2. Legend of Dragoon (PS1) On the surface, LOD seems like the most generic RPG ever: Dragons and spiky-haired youths are leagues away from innovation in PS1 RPG's, add in the word Legend to the title and you got the majority of the gaming population rolling their eyes. Look deeper though, and you'll see something much more mature and sophisticated. True, for quite a while the story seems hackneyed, but does that really matter when the whole package is pulled off so well? Middle age overtones are deep in the game's inspiration, but well-conceived mythology and intriguing side stories make the story and setting a thing of beauty. Whilst the combat seems to be just another iteration of Final Fantasy turn-based fare, you'll find the battles to be much more engaging; A huge portion of the boss encounters bring a unique twist to ensure it has your attention and interest. One boss waits in higher ground and poisons you to test your preparation; while another one recharges its HP until you answer it's questions correctly.
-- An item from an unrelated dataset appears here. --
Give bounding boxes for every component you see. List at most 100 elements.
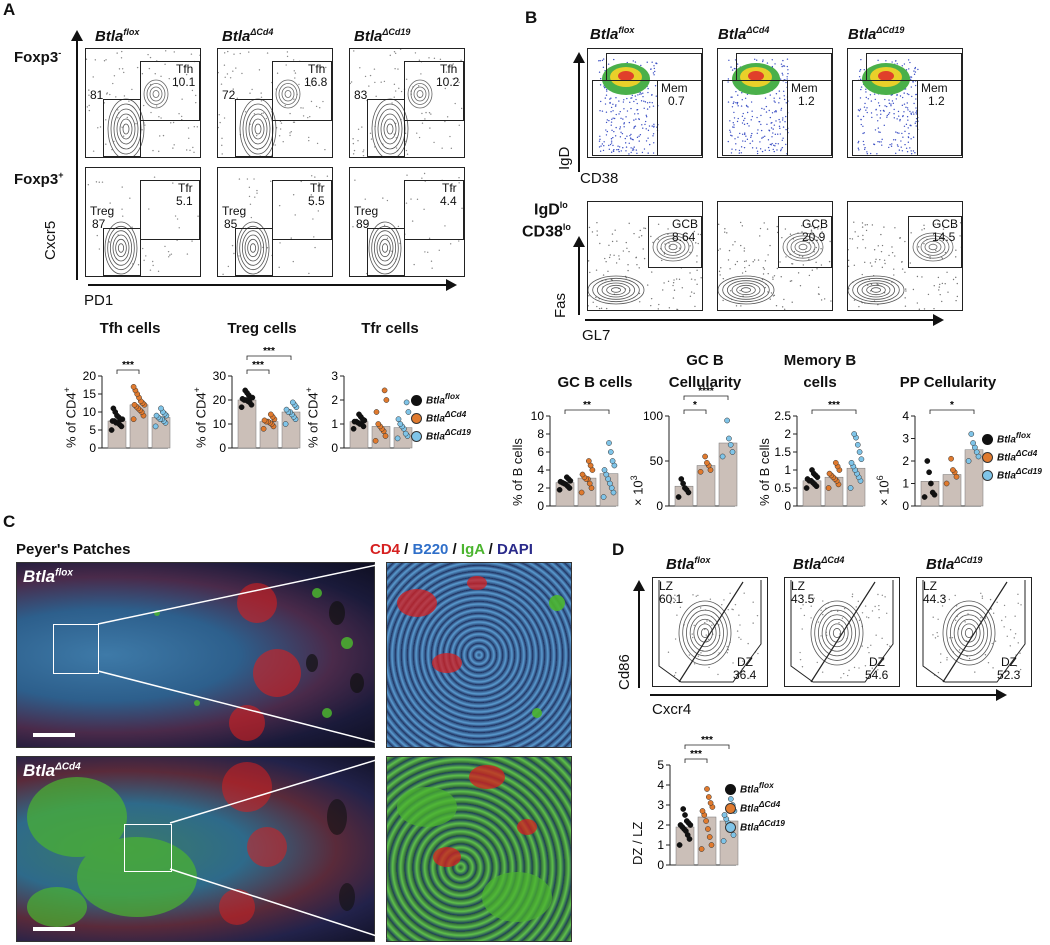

The levelling of Dragoons and weapon combos (which only advance based on usage) are more than enough to make regular battles worth the effort. Still, these things may seem more like gimmicks to some, making LOD a very love/hate deal. While that may not be a very convincing statement to put LOD this high on a best-ever list, I can assure you that if you're in that love territory, you'll know why.

1. Final Fantasy VII (PS1) When I first saw the cover of FFVII, it wasn't hard for me to imagine the greatest game ever. Yeah, there was that killer sword on the back of some hero, but what I thought I saw in the background wasn't a reactor kind of thing, hell, I thought it was some sort of castle. I had heard bits and pieces of its so-called brilliance (I wouldn't have bought it otherwise): Aeris' death for instance. Why, that must be the princess dieing before her prince could save her! Boy was I glad I miscalculated. Of coarse, that story and setting sounds incredibly unoriginal not, but maybe that's only so because my view on story in games has evolved since FFVII. The gritty, not so mythical setting seems almost modern. Think about it: a corrupt and greedy government, small, violent rebellions, and the strangely global warming-esque mako killing off the world, even though its end is impending. If none of that rings a bell then maybe we never noticed how far FFVII was ahead of itself. Its combat may have been more or less done in previous instalments, but there really was no hook like the materia system (which I still believe I've yet to truly master). I really haven't played anything better than this game. Maybe in my dreams one day I will see a better game, but then again, all I can see for now is a guy wielding a killer sword and a reactor as the backdrop.